Allright heres how i did it breifly:

rxn 1: C(s) + O2(g) ------> CO2(g)        Delta H1 = -393.51 KJ

rxn 2: H2(g) + 1/2O2(g) -----> H2O(l)  Delta H2 = -285.83 KJ

rxn 3: 2Na(s) + C(s) + O2(g) + 1/2O2(g) ----->Na2CO3(s)
Delta H3 = -1130.77KJ

rxn 4: 2Na(s) + H2(g) + 2C(s) + O2(g) + 1/2O2(g)----> 2NaHCO3(s)                                                  Delta H4 = -1901.62 KJ

Delta H'4 = 1901.62 KJ

adding these equations and cancelling common species gives the following net rxn:

2NaHCO3(s) - CO2(g) - H2O(l) --------> Na2CO3(s)

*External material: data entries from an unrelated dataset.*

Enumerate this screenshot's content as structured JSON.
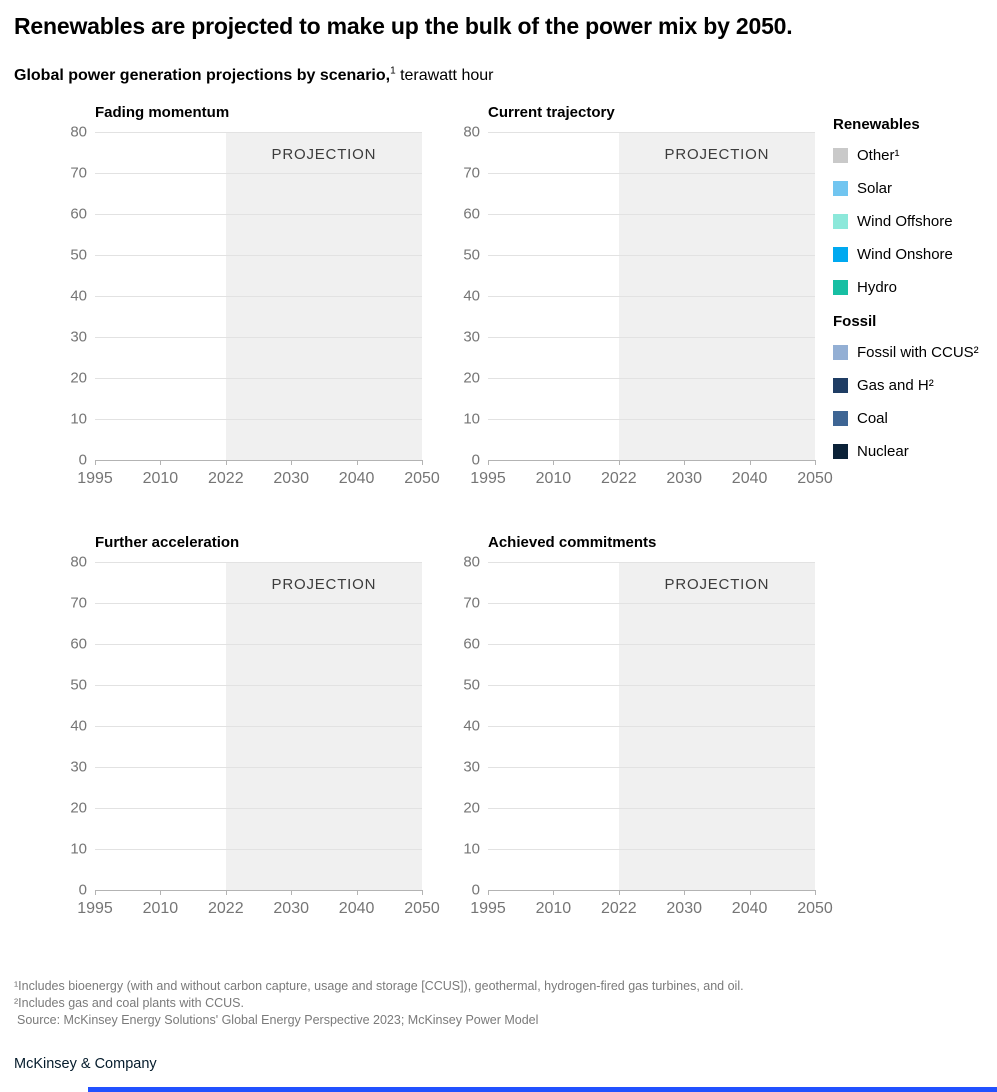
{
  "header": {
    "title": "Renewables are projected to make up the bulk of the power mix by 2050.",
    "subtitle_bold": "Global power generation projections by scenario,",
    "subtitle_sup": "1",
    "subtitle_unit": " terawatt hour"
  },
  "chart_data": [
    {
      "type": "area",
      "title": "Fading momentum",
      "xlabel": "",
      "ylabel": "terawatt hour",
      "x_tick_labels": [
        "1995",
        "2010",
        "2022",
        "2030",
        "2040",
        "2050"
      ],
      "y_tick_labels": [
        "0",
        "10",
        "20",
        "30",
        "40",
        "50",
        "60",
        "70",
        "80"
      ],
      "ylim": [
        0,
        80
      ],
      "grid": "horizontal",
      "projection_label": "PROJECTION",
      "projection_from": "2022",
      "series": []
    },
    {
      "type": "area",
      "title": "Current trajectory",
      "xlabel": "",
      "ylabel": "terawatt hour",
      "x_tick_labels": [
        "1995",
        "2010",
        "2022",
        "2030",
        "2040",
        "2050"
      ],
      "y_tick_labels": [
        "0",
        "10",
        "20",
        "30",
        "40",
        "50",
        "60",
        "70",
        "80"
      ],
      "ylim": [
        0,
        80
      ],
      "grid": "horizontal",
      "projection_label": "PROJECTION",
      "projection_from": "2022",
      "series": []
    },
    {
      "type": "area",
      "title": "Further acceleration",
      "xlabel": "",
      "ylabel": "terawatt hour",
      "x_tick_labels": [
        "1995",
        "2010",
        "2022",
        "2030",
        "2040",
        "2050"
      ],
      "y_tick_labels": [
        "0",
        "10",
        "20",
        "30",
        "40",
        "50",
        "60",
        "70",
        "80"
      ],
      "ylim": [
        0,
        80
      ],
      "grid": "horizontal",
      "projection_label": "PROJECTION",
      "projection_from": "2022",
      "series": []
    },
    {
      "type": "area",
      "title": "Achieved commitments",
      "xlabel": "",
      "ylabel": "terawatt hour",
      "x_tick_labels": [
        "1995",
        "2010",
        "2022",
        "2030",
        "2040",
        "2050"
      ],
      "y_tick_labels": [
        "0",
        "10",
        "20",
        "30",
        "40",
        "50",
        "60",
        "70",
        "80"
      ],
      "ylim": [
        0,
        80
      ],
      "grid": "horizontal",
      "projection_label": "PROJECTION",
      "projection_from": "2022",
      "series": []
    }
  ],
  "legend": {
    "groups": [
      {
        "title": "Renewables",
        "items": [
          {
            "label": "Other¹",
            "color": "#c9c9c9"
          },
          {
            "label": "Solar",
            "color": "#71c5f0"
          },
          {
            "label": "Wind Offshore",
            "color": "#8ce8da"
          },
          {
            "label": "Wind Onshore",
            "color": "#00a9f0"
          },
          {
            "label": "Hydro",
            "color": "#17bfa3"
          }
        ]
      },
      {
        "title": "Fossil",
        "items": [
          {
            "label": "Fossil with CCUS²",
            "color": "#93afd4"
          },
          {
            "label": "Gas and H²",
            "color": "#1f3d64"
          },
          {
            "label": "Coal",
            "color": "#3e6594"
          },
          {
            "label": "Nuclear",
            "color": "#0b2238"
          }
        ]
      }
    ]
  },
  "footnotes": {
    "lines": [
      "¹Includes bioenergy (with and without carbon capture, usage and storage [CCUS]), geothermal, hydrogen-fired gas turbines, and oil.",
      "²Includes gas and coal plants with CCUS.",
      "Source: McKinsey Energy Solutions' Global Energy Perspective 2023; McKinsey Power Model"
    ]
  },
  "footer": {
    "brand": "McKinsey & Company"
  },
  "colors": {
    "projection_bg": "#f0f0f0",
    "gridline": "#e2e2e2",
    "axis_line": "#b3b3b3",
    "tick_text": "#757575",
    "accent_bar": "#2251ff"
  }
}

Delta Hnet = Delta H1 + Delta H2 + Delta H3 + Delta H'4

= (-393.51KJ)+(-285.83KJ)+(-1130.77KJ)+1901.62
= 91.51 KJ

I was trying to calculate it directly from rxn4 (reversed) but although the reactant is the same, the products are not the same in the rxn which im looking for an enthalpy value for.

I cant beleive it, its actually sunk in!!